Because I’m interested in measures of biological diversity. Dozens (or even hundreds?) of diversity measures have been proposed, but it would be a big step forward to have theorems of the form: “If you want your measure to have

*this*property,*this*property, and*this*property, then it must be*that*measure. No other will do.”Because teaching a course on functional equations will force me to learn about functional equations.

Because it touches on lots of mathematically interesting topics, such as entropy of various kinds and the theory of large deviations.

Today was a warm-up, focusing on Cauchy’s functional equation: which functions $f: \mathbb{R} \to \mathbb{R}$ satisfy

$f(x + y) = f(x) + f(y) \,\,\,\, \forall x, y \in \mathbb{R}?$

(I wrote about this equation before when I discovered that one of the main references is in Esperanto.) Later classes will look at entropy, means, norms, diversity measures, and a newish probabilistic method for solving functional equations.

Read on for today’s notes and an outline of the whole course.

I don’t want to commit to TeXing up notes every week, as any such commitment would suck joy out of something I’m really doing for intellectual fulfilment (also known as “fun”). However, I seem to have done it this week. Here they are. For those who came to the class, the parts in black ink are pretty much exactly what I wrote on the board.

Here’s the overall plan. We’ll take it at whatever pace feels natural, so the section numbers below don’t correspond to weeks. The later sections are pretty tentative — plans might change!

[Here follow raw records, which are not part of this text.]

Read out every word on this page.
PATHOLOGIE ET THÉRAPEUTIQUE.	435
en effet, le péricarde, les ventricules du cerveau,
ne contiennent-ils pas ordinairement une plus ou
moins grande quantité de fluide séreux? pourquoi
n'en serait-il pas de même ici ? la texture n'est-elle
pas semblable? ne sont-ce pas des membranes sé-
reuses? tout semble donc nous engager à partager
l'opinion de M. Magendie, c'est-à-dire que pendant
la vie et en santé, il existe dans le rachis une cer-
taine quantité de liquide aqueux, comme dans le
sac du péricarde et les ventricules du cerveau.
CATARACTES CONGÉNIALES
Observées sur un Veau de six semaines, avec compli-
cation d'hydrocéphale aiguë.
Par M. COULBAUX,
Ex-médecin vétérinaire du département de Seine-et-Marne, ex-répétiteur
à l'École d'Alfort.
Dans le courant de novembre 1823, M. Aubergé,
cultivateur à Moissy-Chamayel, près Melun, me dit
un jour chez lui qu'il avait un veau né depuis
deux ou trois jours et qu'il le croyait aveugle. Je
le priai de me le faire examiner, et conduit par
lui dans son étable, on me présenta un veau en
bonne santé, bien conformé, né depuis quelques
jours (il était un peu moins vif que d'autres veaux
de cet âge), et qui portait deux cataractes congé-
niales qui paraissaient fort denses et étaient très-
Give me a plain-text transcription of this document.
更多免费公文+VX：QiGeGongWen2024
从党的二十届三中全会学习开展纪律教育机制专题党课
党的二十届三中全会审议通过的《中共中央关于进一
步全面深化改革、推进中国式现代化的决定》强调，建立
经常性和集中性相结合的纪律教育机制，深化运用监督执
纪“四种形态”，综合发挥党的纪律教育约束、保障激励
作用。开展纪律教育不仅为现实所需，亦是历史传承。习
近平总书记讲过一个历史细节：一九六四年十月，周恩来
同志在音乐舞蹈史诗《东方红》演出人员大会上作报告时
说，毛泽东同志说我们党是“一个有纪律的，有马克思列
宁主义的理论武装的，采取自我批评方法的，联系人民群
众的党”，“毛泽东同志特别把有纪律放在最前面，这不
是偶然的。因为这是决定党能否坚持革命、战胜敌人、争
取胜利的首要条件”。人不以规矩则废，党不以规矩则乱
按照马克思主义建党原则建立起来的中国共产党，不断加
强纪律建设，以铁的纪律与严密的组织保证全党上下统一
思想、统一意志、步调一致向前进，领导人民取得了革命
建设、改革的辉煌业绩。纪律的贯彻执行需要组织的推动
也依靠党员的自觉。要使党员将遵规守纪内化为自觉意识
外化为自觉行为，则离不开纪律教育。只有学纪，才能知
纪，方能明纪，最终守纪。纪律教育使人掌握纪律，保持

**Warm-up**Which functions $f$ satisfy $f(x + y) = f(x) + f(y)$? Which functions of two variables can be separated as a product of functions of one variable?**Shannon entropy**Basic ideas. Characterizations of entropy by Shannon, Faddeev, Rényi, etc. Relative entropy.**Deformed entropies**Rényi and “Tsallis” entropies. Characterizations of them. Relative Rényi entropy.**Probabilistic methods**Cramér’s large deviation theorem. Characterization of $p$-norms and power means.**Diversity of a single community**Background and introduction. Properties of diversity measures. Value. Towards a uniqueness theorem.**Diversity of a metacommunity**Background: diversity within and between subcommunities; beta-diversity in ecology. Link back to relative entropy. Properties.

## Re: Functional Equations I: Cauchy’s Equation

Fun old Putnam problem: Cauchy +

graph not dense$\implies$ $\mathbb{R}$-linear.